Bien mirado, aquel día, fue un gran día. No es que me agrade arrastrar ese lastre, es que, hasta aquel momento, ignoraba a qué me enfrentaba. Y ahora, no solo lo sé, sino que, además, puedo plantarle cara. Desde luego, el saber quién es el enemigo, dentro de lo malo, es un gran alivio.
¿Se os ha ocurrido pensar en el número de Disléxicos (niño o adultos) que hay ahí fuera sintiéndose estúpidos porque no saben lo que son en realidad?… Yo no puedo dejar de pensar en ello.

¿Qué tiene que ver todo esto con mi blog? Pues que lo cree precisamente para afrontar mí Dislexia. Mi miedo a cometer errores siempre me ha frenado a la hora de expresarme públicamente por escrito. Y es curioso, porque siempre me ha gustado escribir. De hecho, llevo haciéndolo en privado toda la vida. Así que pensé, voy a intentar matar dos pájaros de un tiro, creare un blog que todo el mundo pueda leer para combatir ese miedo e intentaré ir mermando mis errores ortográficos y gramaticales a golpe de teclado.
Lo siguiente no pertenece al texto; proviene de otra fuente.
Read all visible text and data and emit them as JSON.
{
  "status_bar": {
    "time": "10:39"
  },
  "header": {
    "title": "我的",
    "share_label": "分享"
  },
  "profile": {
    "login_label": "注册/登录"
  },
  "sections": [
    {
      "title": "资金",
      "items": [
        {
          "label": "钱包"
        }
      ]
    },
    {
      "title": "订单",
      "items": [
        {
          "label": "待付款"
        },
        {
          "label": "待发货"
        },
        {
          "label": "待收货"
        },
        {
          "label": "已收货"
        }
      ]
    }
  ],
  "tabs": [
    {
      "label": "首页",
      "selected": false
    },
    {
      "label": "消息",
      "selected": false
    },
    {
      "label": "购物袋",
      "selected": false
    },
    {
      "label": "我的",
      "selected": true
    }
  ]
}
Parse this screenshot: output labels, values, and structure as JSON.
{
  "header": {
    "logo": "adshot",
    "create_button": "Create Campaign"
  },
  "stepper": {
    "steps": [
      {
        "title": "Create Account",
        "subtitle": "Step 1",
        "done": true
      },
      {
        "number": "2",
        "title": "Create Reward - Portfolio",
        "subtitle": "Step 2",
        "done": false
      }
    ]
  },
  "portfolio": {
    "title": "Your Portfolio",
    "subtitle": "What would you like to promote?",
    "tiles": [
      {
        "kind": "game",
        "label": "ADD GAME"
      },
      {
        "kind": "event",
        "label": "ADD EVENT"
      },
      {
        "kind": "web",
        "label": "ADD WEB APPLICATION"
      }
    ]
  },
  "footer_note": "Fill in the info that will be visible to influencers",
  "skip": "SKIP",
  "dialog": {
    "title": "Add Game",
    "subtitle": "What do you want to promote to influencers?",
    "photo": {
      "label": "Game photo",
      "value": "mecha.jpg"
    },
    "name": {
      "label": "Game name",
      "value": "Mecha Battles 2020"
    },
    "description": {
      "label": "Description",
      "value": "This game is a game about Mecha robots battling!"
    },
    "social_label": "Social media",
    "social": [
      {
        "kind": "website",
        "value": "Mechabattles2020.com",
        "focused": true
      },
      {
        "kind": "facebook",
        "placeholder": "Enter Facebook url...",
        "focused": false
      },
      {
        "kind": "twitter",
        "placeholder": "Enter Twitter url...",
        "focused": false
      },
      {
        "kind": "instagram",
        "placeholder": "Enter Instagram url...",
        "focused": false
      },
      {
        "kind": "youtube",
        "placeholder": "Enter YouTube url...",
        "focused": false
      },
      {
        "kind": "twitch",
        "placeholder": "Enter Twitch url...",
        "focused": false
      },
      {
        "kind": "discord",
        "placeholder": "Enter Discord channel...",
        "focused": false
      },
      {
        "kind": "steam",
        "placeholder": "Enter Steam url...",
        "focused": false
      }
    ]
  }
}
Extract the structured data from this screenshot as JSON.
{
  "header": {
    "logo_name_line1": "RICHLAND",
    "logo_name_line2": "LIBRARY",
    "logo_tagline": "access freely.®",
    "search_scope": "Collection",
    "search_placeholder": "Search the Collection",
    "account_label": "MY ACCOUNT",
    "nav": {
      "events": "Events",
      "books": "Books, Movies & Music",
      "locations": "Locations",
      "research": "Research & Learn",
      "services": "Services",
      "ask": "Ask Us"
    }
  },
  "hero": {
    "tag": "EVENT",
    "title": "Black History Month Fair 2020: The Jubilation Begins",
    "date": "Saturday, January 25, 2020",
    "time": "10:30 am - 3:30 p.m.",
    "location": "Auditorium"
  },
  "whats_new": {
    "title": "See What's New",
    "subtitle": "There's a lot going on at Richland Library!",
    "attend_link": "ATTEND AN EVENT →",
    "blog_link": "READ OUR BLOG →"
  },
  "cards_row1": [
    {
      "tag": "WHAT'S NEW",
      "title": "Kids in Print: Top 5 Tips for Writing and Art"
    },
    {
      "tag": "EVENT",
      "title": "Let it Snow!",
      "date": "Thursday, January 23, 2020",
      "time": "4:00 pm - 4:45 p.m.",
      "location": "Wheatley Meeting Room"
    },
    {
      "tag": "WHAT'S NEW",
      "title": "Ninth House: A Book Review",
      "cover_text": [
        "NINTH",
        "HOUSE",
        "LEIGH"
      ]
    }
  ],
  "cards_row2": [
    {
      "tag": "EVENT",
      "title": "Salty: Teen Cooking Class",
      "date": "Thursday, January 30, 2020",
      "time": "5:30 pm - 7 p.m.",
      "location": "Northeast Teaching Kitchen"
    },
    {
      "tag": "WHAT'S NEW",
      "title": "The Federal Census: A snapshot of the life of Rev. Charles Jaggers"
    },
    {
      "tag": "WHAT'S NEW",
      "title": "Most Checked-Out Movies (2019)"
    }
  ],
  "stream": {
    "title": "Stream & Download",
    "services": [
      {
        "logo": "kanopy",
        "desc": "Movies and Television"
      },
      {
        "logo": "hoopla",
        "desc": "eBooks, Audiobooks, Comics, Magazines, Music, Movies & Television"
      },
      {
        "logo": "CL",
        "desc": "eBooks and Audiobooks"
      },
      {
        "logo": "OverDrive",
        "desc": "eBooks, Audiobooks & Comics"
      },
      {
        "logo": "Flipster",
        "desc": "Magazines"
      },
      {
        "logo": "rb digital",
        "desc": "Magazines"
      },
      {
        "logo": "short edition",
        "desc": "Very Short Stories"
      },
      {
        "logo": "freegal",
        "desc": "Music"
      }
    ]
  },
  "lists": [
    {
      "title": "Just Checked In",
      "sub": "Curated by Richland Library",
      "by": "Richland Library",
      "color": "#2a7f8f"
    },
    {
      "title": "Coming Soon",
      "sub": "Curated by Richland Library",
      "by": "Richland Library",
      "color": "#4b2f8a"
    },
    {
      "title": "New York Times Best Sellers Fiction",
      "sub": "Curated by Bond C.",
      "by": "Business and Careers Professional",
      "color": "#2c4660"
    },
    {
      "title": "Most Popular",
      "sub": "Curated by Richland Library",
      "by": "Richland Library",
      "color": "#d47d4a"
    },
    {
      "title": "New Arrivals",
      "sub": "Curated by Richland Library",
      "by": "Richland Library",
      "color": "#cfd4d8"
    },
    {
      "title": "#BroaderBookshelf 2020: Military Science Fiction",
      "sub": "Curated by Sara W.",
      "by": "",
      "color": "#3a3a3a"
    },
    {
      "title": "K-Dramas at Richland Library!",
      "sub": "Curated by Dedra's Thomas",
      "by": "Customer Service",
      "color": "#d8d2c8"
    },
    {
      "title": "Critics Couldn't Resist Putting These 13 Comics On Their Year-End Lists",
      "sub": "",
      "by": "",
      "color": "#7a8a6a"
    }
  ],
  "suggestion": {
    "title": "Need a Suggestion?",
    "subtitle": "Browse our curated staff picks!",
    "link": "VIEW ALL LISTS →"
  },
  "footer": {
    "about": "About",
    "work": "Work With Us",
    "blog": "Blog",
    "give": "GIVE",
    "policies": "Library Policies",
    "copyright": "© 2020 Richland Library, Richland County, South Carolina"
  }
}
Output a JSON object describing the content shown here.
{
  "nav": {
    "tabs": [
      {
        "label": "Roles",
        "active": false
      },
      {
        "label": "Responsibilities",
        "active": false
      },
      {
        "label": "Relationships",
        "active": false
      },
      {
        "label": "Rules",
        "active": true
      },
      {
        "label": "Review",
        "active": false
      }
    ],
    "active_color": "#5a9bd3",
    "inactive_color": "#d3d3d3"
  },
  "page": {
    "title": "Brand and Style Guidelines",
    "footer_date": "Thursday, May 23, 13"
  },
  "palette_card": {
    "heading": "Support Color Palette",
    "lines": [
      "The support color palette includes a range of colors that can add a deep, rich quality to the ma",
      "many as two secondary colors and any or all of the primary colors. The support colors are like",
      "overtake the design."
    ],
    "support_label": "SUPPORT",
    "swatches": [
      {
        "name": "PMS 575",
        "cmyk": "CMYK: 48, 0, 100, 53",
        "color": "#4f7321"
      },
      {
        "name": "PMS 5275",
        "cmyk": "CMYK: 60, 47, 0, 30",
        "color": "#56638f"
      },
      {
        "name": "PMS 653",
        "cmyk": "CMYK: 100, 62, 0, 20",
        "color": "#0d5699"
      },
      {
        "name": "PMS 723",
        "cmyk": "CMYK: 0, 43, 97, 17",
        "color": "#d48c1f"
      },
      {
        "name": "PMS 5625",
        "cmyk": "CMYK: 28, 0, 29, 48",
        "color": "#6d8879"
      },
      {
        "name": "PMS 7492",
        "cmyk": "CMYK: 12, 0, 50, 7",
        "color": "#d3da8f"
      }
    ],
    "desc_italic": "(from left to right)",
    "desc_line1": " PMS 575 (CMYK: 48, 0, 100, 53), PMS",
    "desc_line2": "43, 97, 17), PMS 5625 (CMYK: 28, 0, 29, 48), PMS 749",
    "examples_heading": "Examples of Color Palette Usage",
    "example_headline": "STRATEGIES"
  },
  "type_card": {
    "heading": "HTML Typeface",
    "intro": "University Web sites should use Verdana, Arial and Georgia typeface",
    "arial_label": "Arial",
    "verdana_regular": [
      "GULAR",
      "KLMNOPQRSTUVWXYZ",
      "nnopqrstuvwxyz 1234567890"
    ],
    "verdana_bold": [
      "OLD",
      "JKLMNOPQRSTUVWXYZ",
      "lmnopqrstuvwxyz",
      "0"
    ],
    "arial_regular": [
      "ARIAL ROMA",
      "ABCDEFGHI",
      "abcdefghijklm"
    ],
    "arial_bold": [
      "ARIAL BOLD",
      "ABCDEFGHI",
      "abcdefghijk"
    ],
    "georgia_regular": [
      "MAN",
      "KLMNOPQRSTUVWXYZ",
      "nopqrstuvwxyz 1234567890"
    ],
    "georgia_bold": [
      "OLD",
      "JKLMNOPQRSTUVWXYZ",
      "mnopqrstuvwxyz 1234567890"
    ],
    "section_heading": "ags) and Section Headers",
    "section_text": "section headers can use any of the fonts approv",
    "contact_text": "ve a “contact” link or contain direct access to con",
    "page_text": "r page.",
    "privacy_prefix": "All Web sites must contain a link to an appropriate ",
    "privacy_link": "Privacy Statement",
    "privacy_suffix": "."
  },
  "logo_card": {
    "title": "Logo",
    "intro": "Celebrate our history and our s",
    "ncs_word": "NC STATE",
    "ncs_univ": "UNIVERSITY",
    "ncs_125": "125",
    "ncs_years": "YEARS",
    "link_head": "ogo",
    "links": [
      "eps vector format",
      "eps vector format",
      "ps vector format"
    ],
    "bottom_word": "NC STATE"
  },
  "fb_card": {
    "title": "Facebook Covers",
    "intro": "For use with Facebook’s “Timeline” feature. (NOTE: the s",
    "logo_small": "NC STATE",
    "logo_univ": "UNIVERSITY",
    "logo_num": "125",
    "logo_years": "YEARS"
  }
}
Miré en varias Web y me decante por el servicio de Google porque me pareció el más intuitivo. Pensé en un nombre y se me ocurrió “Un Hombre En Una Botella” A mi modo de ver, describe con claridad meridiana como me suelo sentir: Un viajero solitario atrapado tras un muro invisible, que envía mensajes que a los demás les cuesta entender, por lo que ha de esforzarse el doble para realzar su reclamo socavado.
Transcurrido más de un año de su creación me he relajado un poco. Sigo teniendo mis reservas. Lo paso mal cada vez que escribo algo y descubro que soy incapaz de hacerlo sin cometer errores. A pesar de ello, no me rindo. Estoy convencido de que tarde o temprano acabaré por hacerlo bien.
Tengo todo lo que necesito. Un blog, ilusión y lo más importante, les tengo a vosotros.

Un cordial abrazote y gracias por estar ahí.